Behavioural and chemical confirmation of the preovulatory pheromone, (Z)-7-dodecenyl acetate, in wild Asian elephants : its relationship to musth

Mammalian breeding strategies vary depending on particular social contexts and sensory systems emphasized in various species. Among sexually dimorphic non-territorial Asian elephants, Elephas maximus, a multiplex olfactory chemical signaling system has been implicated in ensuring effective reproduction. This study explores how, using chemosensory mechanisms, widely roaming, wild male elephants locate periovulatory females in matriarchal-led female family units and precisely assess their ovulatory status.
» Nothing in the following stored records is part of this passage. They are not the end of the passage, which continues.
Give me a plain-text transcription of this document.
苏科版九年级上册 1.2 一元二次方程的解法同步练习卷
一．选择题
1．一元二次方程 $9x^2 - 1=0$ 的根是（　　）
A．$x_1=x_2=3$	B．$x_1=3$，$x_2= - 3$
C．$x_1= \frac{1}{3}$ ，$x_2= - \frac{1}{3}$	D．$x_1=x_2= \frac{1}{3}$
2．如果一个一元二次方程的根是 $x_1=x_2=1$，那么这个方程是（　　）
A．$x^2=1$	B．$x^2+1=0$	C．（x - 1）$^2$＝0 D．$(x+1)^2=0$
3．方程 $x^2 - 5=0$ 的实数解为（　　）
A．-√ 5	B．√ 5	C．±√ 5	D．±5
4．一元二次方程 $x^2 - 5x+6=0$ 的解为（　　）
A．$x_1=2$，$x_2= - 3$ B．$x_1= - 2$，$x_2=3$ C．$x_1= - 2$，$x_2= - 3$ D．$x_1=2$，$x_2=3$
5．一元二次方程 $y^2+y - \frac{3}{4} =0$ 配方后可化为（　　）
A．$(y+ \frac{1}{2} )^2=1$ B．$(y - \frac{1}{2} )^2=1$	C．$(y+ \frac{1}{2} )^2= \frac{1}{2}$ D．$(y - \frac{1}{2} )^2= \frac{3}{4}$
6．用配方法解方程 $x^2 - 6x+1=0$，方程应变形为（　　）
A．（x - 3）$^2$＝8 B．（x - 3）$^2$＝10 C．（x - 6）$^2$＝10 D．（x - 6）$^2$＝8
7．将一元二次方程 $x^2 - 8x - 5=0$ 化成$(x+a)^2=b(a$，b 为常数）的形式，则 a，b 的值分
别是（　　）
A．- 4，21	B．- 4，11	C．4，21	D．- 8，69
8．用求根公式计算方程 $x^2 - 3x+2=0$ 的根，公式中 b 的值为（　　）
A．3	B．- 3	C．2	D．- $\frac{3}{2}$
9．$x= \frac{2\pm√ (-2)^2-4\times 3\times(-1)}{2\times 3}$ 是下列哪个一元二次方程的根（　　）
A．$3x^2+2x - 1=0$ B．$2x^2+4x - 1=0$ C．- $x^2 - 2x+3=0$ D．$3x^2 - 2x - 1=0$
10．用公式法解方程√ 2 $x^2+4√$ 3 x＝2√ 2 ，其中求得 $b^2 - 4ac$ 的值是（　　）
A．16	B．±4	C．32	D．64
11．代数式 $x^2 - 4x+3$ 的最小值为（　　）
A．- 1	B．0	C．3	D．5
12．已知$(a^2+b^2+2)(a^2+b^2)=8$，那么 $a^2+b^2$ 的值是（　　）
In this species, the dual obstacles of separately living sexes and infrequent oestrus are overcome by lengthy female cycles. During an extended preovulatory period captive females release increasing concentrations of the urinary pheromone (Z)-7-dodecenyl acetate, timed to reach a maximum just before ovulation. The current field studies combined chemical identification and quantification of female urinary (Z)-7-dodecenyl acetate with behavioural observations, monitoring the frequencies of chemosensory responses and premating behaviours by various categories of males. The results suggest the temporal extension of the preovulatory period effectively provides a synchrony between sexes for successful reproduction. Male elephants undergo a two-decade-long maturation process that involves physical, sexual, social, and physiological maturation. Males older than 30 years are generally large, sexually active, socially adept and capable of sustaining long periods of musth, during which they release secretions distinctive of adult musth. These older adult males in musth demonstrated significantly more chemosensory responses and premating behaviours than their younger or nonmusth counterparts they apparently are more skilled at detecting the precise ovulatory Status of females. Male-male interactions are affected by size, age, and musth: the winners gain greater access to females, as indicated by the high incidence of mate guarding. The Asian elephant shares some breeding tactics common to other mammals including some primates (e.g. orangutans) and whales, while the musth parameter adds a unique feature, Fusion-fission events are influenced by elephant reproductive strategies. as roving males join female group, while tracking preovulatory pheromone concentrations.